See, few of today’s buyers will give your house the benefit of the doubt when they see it online. I’ve had people not want to see a house because there were not enough pictures online-not enough info to decide if it was worth seeing or not. I’ve also had people not want to see a house at all based on bad pictures. The house might have been okay, but bad photography killed any chance of a showing. My favorite example of this is a client who debated for over a week if she wanted to go see a certain house in a neighborhood she liked……which was a 15 minute drive from where she lived. That seller lost a showing from somebody who wouldn’t make a 30 minute round trip to see if this house could have been “The” one…..that’s just how buyer’s are these days!
So what is a seller to do? What I do has been pretty successful for me so far. I use a professional photographer. Everytime I meet her at a new listing, she alwaaaaaaaays like to pick on me for micromanaging her. I am amazed she still answers the phone for me. Before we meet, I try to think about how I want the house presented online. I always like to show as much open space as possible. A wide angle lense helps with that. I often see pictures online where it take 2-3 shots to get what one shot with a wide angle lense can accomplish. If there are any interesting details in the house, I have her get a close up shot. Tiled backsplash? Fancy faucet? Exotic hardwood? All get their own picture in addition to any taken of the room they are in.

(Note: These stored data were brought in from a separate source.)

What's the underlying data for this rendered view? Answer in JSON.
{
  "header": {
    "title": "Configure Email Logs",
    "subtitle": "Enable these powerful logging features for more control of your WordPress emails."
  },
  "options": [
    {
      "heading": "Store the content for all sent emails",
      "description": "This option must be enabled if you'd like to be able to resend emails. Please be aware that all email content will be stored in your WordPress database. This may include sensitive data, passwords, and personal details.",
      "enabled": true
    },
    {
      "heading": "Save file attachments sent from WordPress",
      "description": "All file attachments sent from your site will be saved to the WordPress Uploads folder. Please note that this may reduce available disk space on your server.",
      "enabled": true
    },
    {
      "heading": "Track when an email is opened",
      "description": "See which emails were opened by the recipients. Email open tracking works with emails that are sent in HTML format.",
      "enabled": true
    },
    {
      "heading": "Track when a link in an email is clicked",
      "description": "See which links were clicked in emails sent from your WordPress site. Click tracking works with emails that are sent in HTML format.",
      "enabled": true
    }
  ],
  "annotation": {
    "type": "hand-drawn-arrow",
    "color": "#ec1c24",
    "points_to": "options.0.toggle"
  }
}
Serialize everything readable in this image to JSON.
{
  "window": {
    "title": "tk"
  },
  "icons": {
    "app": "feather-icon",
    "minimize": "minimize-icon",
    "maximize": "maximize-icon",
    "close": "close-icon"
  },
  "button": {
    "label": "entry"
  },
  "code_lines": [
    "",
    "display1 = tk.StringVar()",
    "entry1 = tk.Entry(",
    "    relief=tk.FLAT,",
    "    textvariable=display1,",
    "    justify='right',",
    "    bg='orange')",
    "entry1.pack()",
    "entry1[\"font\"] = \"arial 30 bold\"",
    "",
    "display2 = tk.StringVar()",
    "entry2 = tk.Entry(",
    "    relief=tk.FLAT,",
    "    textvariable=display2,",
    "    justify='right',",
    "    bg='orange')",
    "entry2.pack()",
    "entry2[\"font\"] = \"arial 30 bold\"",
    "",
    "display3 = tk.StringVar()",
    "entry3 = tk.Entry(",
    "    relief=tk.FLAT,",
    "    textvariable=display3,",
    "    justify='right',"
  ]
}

The order of the pictures is important too. Today’s buyers get bored easy. If they see two or three pictures they don’t like, it is over. They hit the back button and move on to the next house in their search results. Gone. Your house is forgotten. I like to make a cup of coffee and look slowly through the pictures several times to get a feel for the best way to organize and present them. I usually make the lead picture whichever one really popped to me. That is the one picture you see that forces a buyer to decide if they want to quit strolling through listings and see the detail of your house. If the house stays on the market long enough, I mix the order up so it doesn’t look stale to buyer’s agents who may have seen the listing when it was new on the market. I then order the pictures from most interesting to least. Secondary bedrooms are usually at the end of the order. Sometimes if the house has a killer backyard, I may make that the 2nd picture before going to the inside ones just to keep the buyers interested. People are into kitchens and baths, so I try to get those in pretty early. Since a wide angle camera was used, the buyers can often figure out the layout of the house. I’ll add commentary to each picture to help them out….something like “See that door on the left? That is the HUUUGE pantry that you’ll see next!”
I’m not afraid to delete a picture. Not all pictures are the most flattering. That is why I have my photographer take pictures from every angle of the rooms. If one doesn’t look as good as the other, it is trashed. If one shot makes the room look too narrow or too small…trash. I do all that because I don’t want to let any buyer have a reason not to come see your house.
Here is something else to remember. The goal of the pictures and any marketing ISN’T to sell the house. The goal is just to get buyers to come see it in person. There is no need for 80 pictures of a 2000 square foot house or to describe every detail of every element of the house. Just as too little info can turn people off from seeing the house, too much info can give people more things to possibly not like.